Courier leads US backing of Serena umpire on his return

Australian newspaper insists controversial Serena Williams cartoon is not racist

Australian newspaper insists controversial Serena Williams cartoon is not racist

She also moved to excuse Williams' behaviour during an interview with ESPN the following day when she suggested Williams would not have expected her outburst towards Ramos to have been captured on live TV.

Cartoonist Mark Knight's image, published in Melbourne's Herald Sun, showed an angry Williams with exaggerated lips and tongue and a wild plume of curly hair rising from the top of her head as she stomped on her tennis racket.

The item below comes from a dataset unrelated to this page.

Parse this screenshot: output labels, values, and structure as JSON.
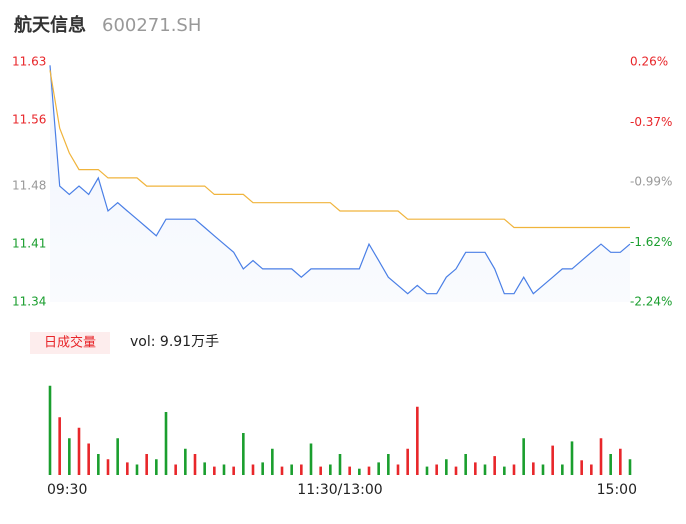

But after returning to Japan on Thursday, Osaka insisted there were no hard feelings towards Williams, who branded umpire Carlos Ramos a "thief" in an astonishing tantrum triggered by a code violation for coaching that culminated in a docked game. Sometime later, she smashed her racket in frustration.

'Ramos is tough, one of the best umpires in the world, he did what he had to do in that match, because she overstepped the limit.

"I'm genuinely embarrassed for you", Julie Stoddart said in a tweet, while Ken McAlpine tweeted: "Poor little newspaper needs a hug". "I have a daughter and I stand for what is right and I have never cheated". "It made me feel like it was a sexist remark", she told reporters on Saturday.

"But if you were talking about my tennis, I think my tennis is not very Japanese".

Carlos Ramos officiates during the US Open women's singles final. Williams's penalties carry a combined total of $17,000 in fines.

Knight's cartoon in response to Williams on-court and off-court antics quickly came under fire from Chicago sports radio host Julie DiCaro.

The veteran cartoonist added Wednesday he had suspended his Twitter account to protect his family and friends.

He questioned the imposition by social media critics of no-go areas in cartooning and other critical media.

However, he would go on to recant his observation.

Osaka, 20, heard boos when she was receiving her trophy and in the moment thought they were directed at her for her win against fan-favorite Williams.

"A champion tennis player had a mega tantrum on the world stage, and Mark's cartoon depicted that", said Johnston.

Underneath the headline "Welcome to PC world", the newspaper wrote: "If the self-appointed censors of Mark Knight get their way on his Serena Williams cartoon, our new politically correct life will be very tiresome indeed".

"The Sept 10 cartoon not only exudes racist, sexist caricatures of both women, but Williams' depiction is unnecessarily sambo-like", the association said in a statement.